Every essay in each of these themes choose very interesting set of historical sources and reflect the growing interest and commitment to study labour history, across generations of scholars in India and from other parts of the world. Each article painstakingly strives to unpack the multiple experiences of labouring lives, with keen attention to the context, location, particular occupations and the labour process, and contingent technologies at the place of work. It documents the violent nature of exploitation pervading such experiences, be it the Kuttanad rice-growing area where ecological factors dictated the terms of labour engagement along with blatant forms of bondage; or the case of manual scavenging in colonial Madras when the economic concerns of a colonial Municipal administration and the deeply rooted caste Hindu interests could reconfigure scavenging as an occupation of particular castes which continues to haunt the workers till today; or the extreme misery of the artisans of Lucknow during times of famine, along with recon-figuring the character of their craft itself in tune to a different market which marked what were the initial concerns of technical education. The articles show how such histories of institutionalization made possible the perpetuation of caste hierarchies subjecting the labour market to internalize them, while modern ideas of merit and skill became tools to reformulate hierarchies that helped particular sections of the political class during the 1930s limiting their political imagination; and how credit liabilities became the condition to become a worker and as a means of further exploitation in the mines of Ghana. Each of these essays as the rest of the articles in this collection offer a rich insight into the past of workers and the possibilities that labour history offers to the organizer to learn as well as to rethink the ways of engaging with the contemporary challenges of the working class movement itself.

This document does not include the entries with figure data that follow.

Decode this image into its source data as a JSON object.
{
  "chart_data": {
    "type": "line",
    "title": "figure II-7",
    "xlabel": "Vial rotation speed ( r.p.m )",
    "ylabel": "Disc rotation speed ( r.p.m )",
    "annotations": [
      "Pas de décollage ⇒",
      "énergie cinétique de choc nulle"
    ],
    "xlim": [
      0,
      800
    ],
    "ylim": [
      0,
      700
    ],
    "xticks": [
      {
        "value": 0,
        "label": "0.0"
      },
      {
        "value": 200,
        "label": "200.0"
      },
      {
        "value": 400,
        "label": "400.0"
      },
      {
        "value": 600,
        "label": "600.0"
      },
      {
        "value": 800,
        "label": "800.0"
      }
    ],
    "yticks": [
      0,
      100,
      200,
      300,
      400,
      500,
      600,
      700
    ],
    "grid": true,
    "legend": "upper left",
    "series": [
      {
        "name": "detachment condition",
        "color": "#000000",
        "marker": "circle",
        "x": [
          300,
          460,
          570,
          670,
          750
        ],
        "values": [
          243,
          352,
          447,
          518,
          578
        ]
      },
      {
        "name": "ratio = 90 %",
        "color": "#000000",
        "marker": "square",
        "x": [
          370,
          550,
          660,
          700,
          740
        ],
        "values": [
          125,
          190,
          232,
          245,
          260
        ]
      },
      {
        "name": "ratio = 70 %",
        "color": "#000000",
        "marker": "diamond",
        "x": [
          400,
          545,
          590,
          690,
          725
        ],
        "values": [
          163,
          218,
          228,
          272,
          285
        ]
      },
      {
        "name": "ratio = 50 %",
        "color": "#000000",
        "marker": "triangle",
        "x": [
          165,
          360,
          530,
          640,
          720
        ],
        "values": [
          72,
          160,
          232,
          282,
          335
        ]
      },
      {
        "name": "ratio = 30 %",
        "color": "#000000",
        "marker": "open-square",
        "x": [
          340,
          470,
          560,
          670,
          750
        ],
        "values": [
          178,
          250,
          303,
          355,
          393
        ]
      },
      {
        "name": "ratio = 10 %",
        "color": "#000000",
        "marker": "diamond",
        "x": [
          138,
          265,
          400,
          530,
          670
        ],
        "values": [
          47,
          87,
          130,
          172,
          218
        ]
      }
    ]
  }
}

In a situation where academic historians increasingly tend to read only those of their own kind, it also is probably an appropriate moment to think of ways of presenting historical research that could tell such stories and raise questions addressed both to the internationalist and the vernacular organizers, in more accessible forms, especially writing in the vernacular languages, and not merely as translations which as a political task, interestingly, have only been the responsibility of the workers movement.